Genghis Khan is one of those names that, when uttered, triggers an immediate response on the part of a listener. Some think about some half-remembered history lesson, or a historical movie, or a hero or villain in some pseudo-fantasy story.
He was the leader of the Mongols, a group of tribes he united that raided and sacked China and Asia, and caused the ruination of several cities and cultures. I’d never thought of him being a boy or a young man, the precursor to this indomitable warrior known for his fierceness and skill.
Conn Iggulden has written an exciting book about Temujin (the name Genghis Khan was born with) in his early years.
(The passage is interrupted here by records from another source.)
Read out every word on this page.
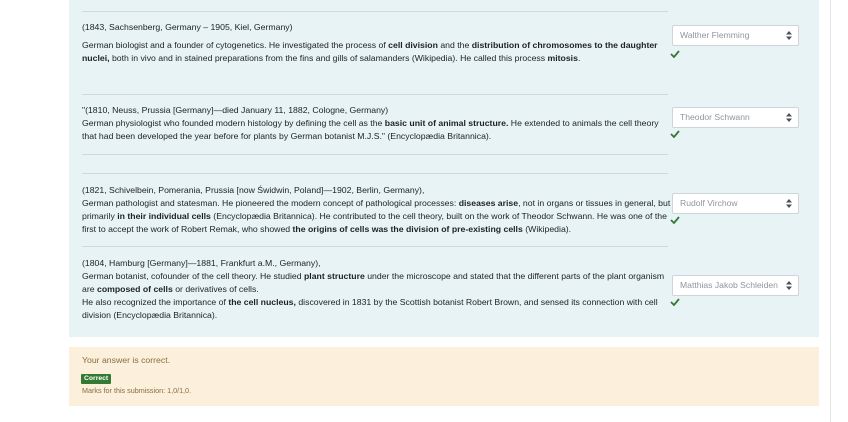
(1843, Sachsenberg, Germany – 1905, Kiel, Germany)

German biologist and a founder of cytogenetics. He investigated the process of cell division and the distribution of chromosomes to the daughter nuclei, both in vivo and in stained preparations from the fins and gills of salamanders (Wikipedia). He called this process mitosis.

Walther Flemming

"(1810, Neuss, Prussia [Germany]—died January 11, 1882, Cologne, Germany)

German physiologist who founded modern histology by defining the cell as the basic unit of animal structure. He extended to animals the cell theory that had been developed the year before for plants by German botanist M.J.S." (Encyclopædia Britannica).

Theodor Schwann

(1821, Schivelbein, Pomerania, Prussia [now Świdwin, Poland]—1902, Berlin, Germany),

German pathologist and statesman. He pioneered the modern concept of pathological processes: diseases arise, not in organs or tissues in general, but primarily in their individual cells (Encyclopædia Britannica). He contributed to the cell theory, built on the work of Theodor Schwann. He was one of the first to accept the work of Robert Remak, who showed the origins of cells was the division of pre-existing cells (Wikipedia).

Rudolf Virchow

(1804, Hamburg [Germany]—1881, Frankfurt a.M., Germany),

German botanist, cofounder of the cell theory. He studied plant structure under the microscope and stated that the different parts of the plant organism are composed of cells or derivatives of cells.

He also recognized the importance of the cell nucleus, discovered in 1831 by the Scottish botanist Robert Brown, and sensed its connection with cell division (Encyclopædia Britannica).

Matthias Jakob Schleiden
Your answer is correct.
Correct
Marks for this submission: 1,0/1,0.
The beginning few pages didn’t quite pull me in, but once Temujin became the center of action, I was hooked. He and his father didn’t quite see eye to eye, and I think that’s one of the reasons the novel was selected as a National Library Association Alex award winner, which is an award given to adult level books that might prove interesting to teenagers.
Birth of an Empire is exactly that kind of book. As a teen, I would have devoured this novel, then looked for the next two in the trilogy. I already have those on my shelves as well and look forward to reading them.
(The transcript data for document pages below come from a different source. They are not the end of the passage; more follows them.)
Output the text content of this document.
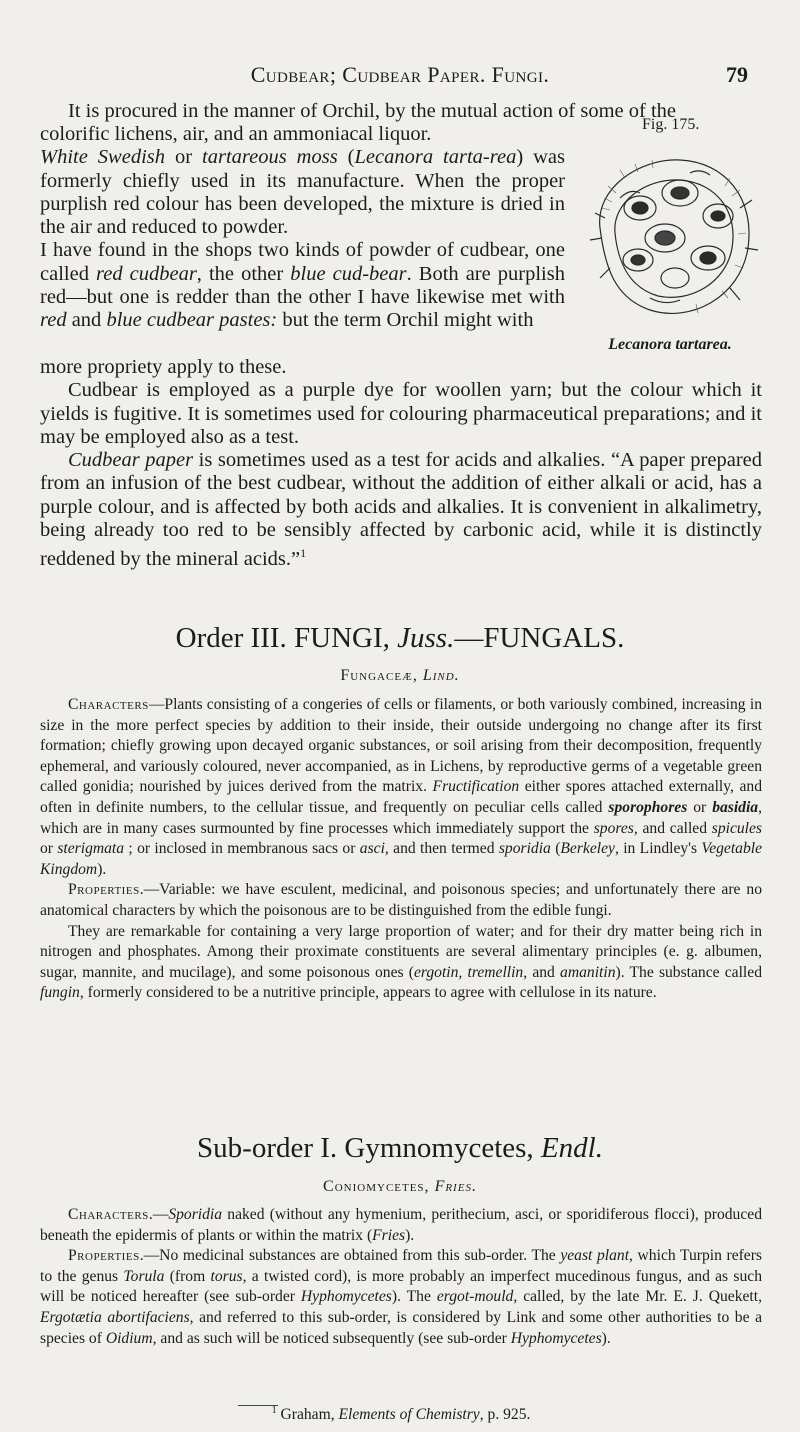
Cudbear; Cudbear Paper. Fungi.	79

It is procured in the manner of Orchil, by the mutual action of some of the

colorific lichens, air, and an ammoniacal liquor.

White Swedish or tartareous moss (Lecanora tarta-rea) was formerly chiefly used in its manufacture. When the proper purplish red colour has been developed, the mixture is dried in the air and reduced to powder.

I have found in the shops two kinds of powder of cudbear, one called red cudbear, the other blue cud-bear. Both are purplish red—but one is redder than the other I have likewise met with red and blue cudbear pastes: but the term Orchil might with

Fig. 175.
Lecanora tartarea.

more propriety apply to these.

Cudbear is employed as a purple dye for woollen yarn; but the colour which it yields is fugitive. It is sometimes used for colouring pharmaceutical preparations; and it may be employed also as a test.

Cudbear paper is sometimes used as a test for acids and alkalies. “A paper prepared from an infusion of the best cudbear, without the addition of either alkali or acid, has a purple colour, and is affected by both acids and alkalies. It is convenient in alkalimetry, being already too red to be sensibly affected by carbonic acid, while it is distinctly reddened by the mineral acids.”$^1$

Order III. FUNGI, Juss.—FUNGALS.
Fungaceæ, Lind.

Characters—Plants consisting of a congeries of cells or filaments, or both variously combined, increasing in size in the more perfect species by addition to their inside, their outside undergoing no change after its first formation; chiefly growing upon decayed organic substances, or soil arising from their decomposition, frequently ephemeral, and variously coloured, never accompanied, as in Lichens, by reproductive germs of a vegetable green called gonidia; nourished by juices derived from the matrix. Fructification either spores attached externally, and often in definite numbers, to the cellular tissue, and frequently on peculiar cells called sporophores or basidia, which are in many cases surmounted by fine processes which immediately support the spores, and called spicules or sterigmata ; or inclosed in membranous sacs or asci, and then termed sporidia (Berkeley, in Lindley's Vegetable Kingdom).

Properties.—Variable: we have esculent, medicinal, and poisonous species; and unfortunately there are no anatomical characters by which the poisonous are to be distinguished from the edible fungi.

They are remarkable for containing a very large proportion of water; and for their dry matter being rich in nitrogen and phosphates. Among their proximate constituents are several alimentary principles (e. g. albumen, sugar, mannite, and mucilage), and some poisonous ones (ergotin, tremellin, and amanitin). The substance called fungin, formerly considered to be a nutritive principle, appears to agree with cellulose in its nature.

Sub-order I. Gymnomycetes, Endl.
Coniomycetes, Fries.

Characters.—Sporidia naked (without any hymenium, perithecium, asci, or sporidiferous flocci), produced beneath the epidermis of plants or within the matrix (Fries).

Properties.—No medicinal substances are obtained from this sub-order. The yeast plant, which Turpin refers to the genus Torula (from torus, a twisted cord), is more probably an imperfect mucedinous fungus, and as such will be noticed hereafter (see sub-order Hyphomycetes). The ergot-mould, called, by the late Mr. E. J. Quekett, Ergotætia abortifaciens, and referred to this sub-order, is considered by Link and some other authorities to be a species of Oidium, and as such will be noticed subsequently (see sub-order Hyphomycetes).

$^1$ Graham, Elements of Chemistry, p. 925.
Iggulden presents a sweeping epic chock full of action and emotion. Temujin’s life is a hard one, filled with the setbacks and challenges that make a man a warrior. Once I finished the novel, a looked back over biographical notes about Genghis Khan and was surprised to find most of the events I was certain were fictional to be true. I’d thought that Temujin’s necessity of killing his older brother to preserve his family to be a fictional device, that such a thing couldn’t be true. I was surprised to find that it is one of the primary facts historians know about him.
The author has a great knack of making the world and the people real. I felt the cold harshness of the land as well as the despair Temujin experienced when he lost his father. I also saw how hard it was for him to give up so much of himself to become a leader. Iggulden does a great job of showing how a leader’s life is stripped bare by the responsibilities that are thrust upon him. Temujin first dealt with this as a boy while working to keep his family alive after being kicked out of their tribe. He fell from a position of near-royalty to an outcast, and barely survived
Throughout the many battles featured in the novel, Iggulden delivers unique experiences that put the reader on the front lines. I enjoyed how he explains the intricacies of the campaigns as well as the individual fighting. The lessons on warcraft, weapons, and technique are interesting yet never overpower the drama unfolding at the time.
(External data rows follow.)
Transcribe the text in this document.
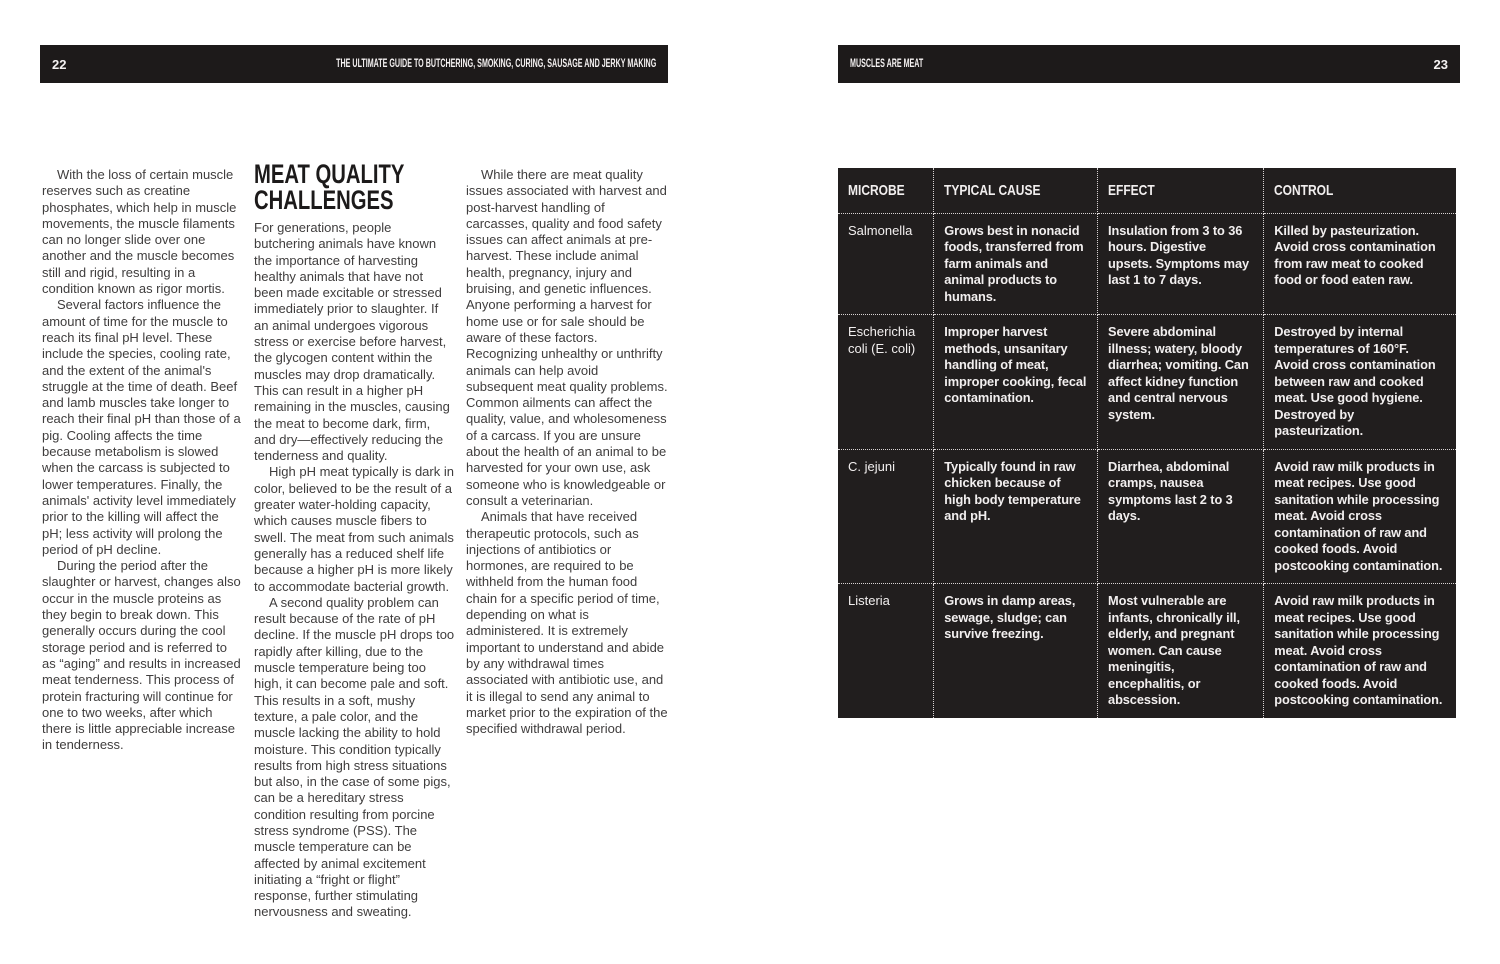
22	THE ULTIMATE GUIDE TO BUTCHERING, SMOKING, CURING, SAUSAGE AND JERKY MAKING

With the loss of certain muscle reserves such as creatine phosphates, which help in muscle movements, the muscle filaments can no longer slide over one another and the muscle becomes still and rigid, resulting in a condition known as rigor mortis.

Several factors influence the amount of time for the muscle to reach its final pH level. These include the species, cooling rate, and the extent of the animal's struggle at the time of death. Beef and lamb muscles take longer to reach their final pH than those of a pig. Cooling affects the time because metabolism is slowed when the carcass is subjected to lower temperatures. Finally, the animals' activity level immediately prior to the killing will affect the pH; less activity will prolong the period of pH decline.

During the period after the slaughter or harvest, changes also occur in the muscle proteins as they begin to break down. This generally occurs during the cool storage period and is referred to as “aging” and results in increased meat tenderness. This process of protein fracturing will continue for one to two weeks, after which there is little appreciable increase in tenderness.

MEAT QUALITY CHALLENGES

For generations, people butchering animals have known the importance of harvesting healthy animals that have not been made excitable or stressed immediately prior to slaughter. If an animal undergoes vigorous stress or exercise before harvest, the glycogen content within the muscles may drop dramatically. This can result in a higher pH remaining in the muscles, causing the meat to become dark, firm, and dry—effectively reducing the tenderness and quality.

High pH meat typically is dark in color, believed to be the result of a greater water-holding capacity, which causes muscle fibers to swell. The meat from such animals generally has a reduced shelf life because a higher pH is more likely to accommodate bacterial growth.

A second quality problem can result because of the rate of pH decline. If the muscle pH drops too rapidly after killing, due to the muscle temperature being too high, it can become pale and soft. This results in a soft, mushy texture, a pale color, and the muscle lacking the ability to hold moisture. This condition typically results from high stress situations but also, in the case of some pigs, can be a hereditary stress condition resulting from porcine stress syndrome (PSS). The muscle temperature can be affected by animal excitement initiating a “fright or flight” response, further stimulating nervousness and sweating.

While there are meat quality issues associated with harvest and post-harvest handling of carcasses, quality and food safety issues can affect animals at pre-harvest. These include animal health, pregnancy, injury and bruising, and genetic influences. Anyone performing a harvest for home use or for sale should be aware of these factors. Recognizing unhealthy or unthrifty animals can help avoid subsequent meat quality problems. Common ailments can affect the quality, value, and wholesomeness of a carcass. If you are unsure about the health of an animal to be harvested for your own use, ask someone who is knowledgeable or consult a veterinarian.

Animals that have received therapeutic protocols, such as injections of antibiotics or hormones, are required to be withheld from the human food chain for a specific period of time, depending on what is administered. It is extremely important to understand and abide by any withdrawal times associated with antibiotic use, and it is illegal to send any animal to market prior to the expiration of the specified withdrawal period.

MUSCLES ARE MEAT	23
MICROBE	TYPICAL CAUSE	EFFECT	CONTROL
Salmonella	Grows best in nonacid foods, transferred from farm animals and animal products to humans.	Insulation from 3 to 36 hours. Digestive upsets. Symptoms may last 1 to 7 days.	Killed by pasteurization. Avoid cross contamination from raw meat to cooked food or food eaten raw.
Escherichia coli (E. coli)	Improper harvest methods, unsanitary handling of meat, improper cooking, fecal contamination.	Severe abdominal illness; watery, bloody diarrhea; vomiting. Can affect kidney function and central nervous system.	Destroyed by internal temperatures of 160°F. Avoid cross contamination between raw and cooked meat. Use good hygiene. Destroyed by pasteurization.
C. jejuni	Typically found in raw chicken because of high body temperature and pH.	Diarrhea, abdominal cramps, nausea symptoms last 2 to 3 days.	Avoid raw milk products in meat recipes. Use good sanitation while processing meat. Avoid cross contamination of raw and cooked foods. Avoid postcooking contamination.
Listeria	Grows in damp areas, sewage, sludge; can survive freezing.	Most vulnerable are infants, chronically ill, elderly, and pregnant women. Can cause meningitis, encephalitis, or abscession.	Avoid raw milk products in meat recipes. Use good sanitation while processing meat. Avoid cross contamination of raw and cooked foods. Avoid postcooking contamination.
Another plus in the trilogy is that each book is complete. I want to read the next two books in the series, but I got a complete tale in Birth of an Empire. I was satisfied with everything I read and look forward to the others, but I don’t have to dig right in. In case you don’t have time to sit down and read the trilogy straight through, this is a wonderful bonus. But these are books that fans of Bernard Cornwell and Horatio Hornblower will find fascinating and compelling.